Sa mère enceinte à 20 ans a finalement été épousée par le père, joueur de poker invétéré, qui n’a rien changé à ses habitudes et qui est recherché pour dettes de jeu et met sa famille en danger. Mais le couple restera ensemble. L’oncle Victor est un pilier, c’est lui qui met la famille à l’abri quand les évènements sont menaçants.
Rocco le copain plus âgé, sorte de petit voyou, va faire des études de lettres et quittera le quartier juif pour vivre au milieu des musulmans.
Fouad autre figure de la jeunesse deviendra avocat.
Youssef fera des études à Paris et fera des aller-retour régulièrement entre Paris et Beyrouth.
« La guerre a changé les choses du tout au tout ... Et tout devient vrai : ce n’est pas une guerre parmi d’autres, vite venue vite passée, mais un évènement historique majeur capable de déclencher l’exode de toute une communauté — jusqu’à atteindre les êtres les plus rétifs au changement . »

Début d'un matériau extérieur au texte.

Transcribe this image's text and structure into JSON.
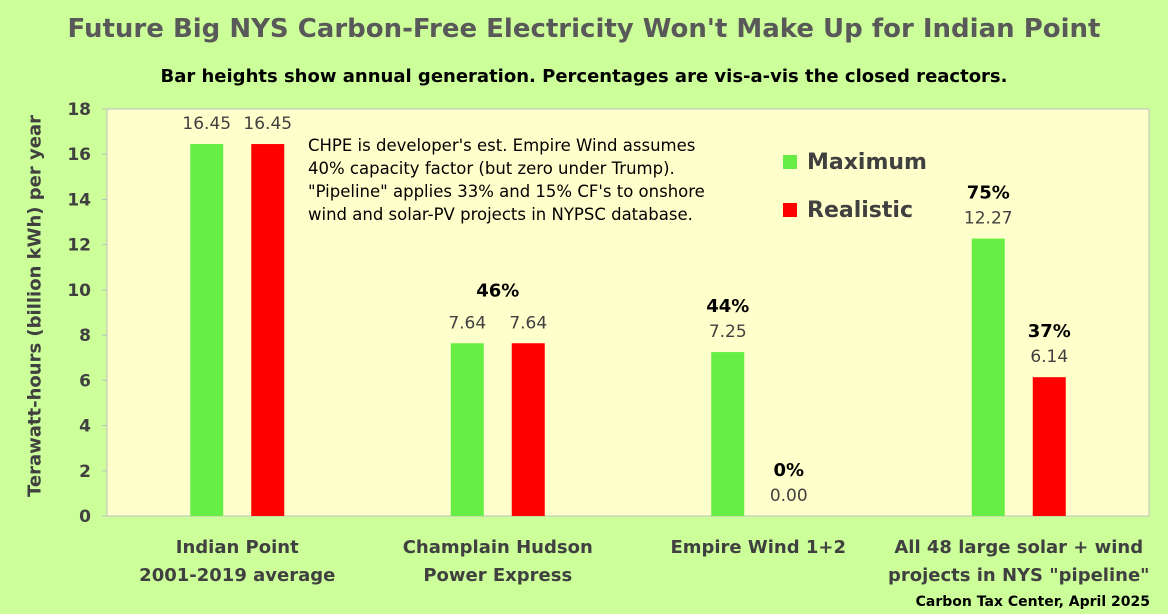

C’est un livre très réaliste, d’une densité qui peut décourager et qui aurait mérité une trilogie.
La narration est puissante, l’écriture rythmée et le lecteur ressent bien la nécessité de témoigner sur ce Liban qui est toujours en effervescence et dans l’actualité.
Je trouve que la forme du roman fait perdurer ce passage de témoin et comme l’écrit l’auteur :
« Beyrouth te suivra jusqu’à ton dernier souffle, où que tu sois, c’est elle qui te fermera les yeux. »
Lu dans le cadre du Prix du Roman FNAC 2022 et toujours en lice.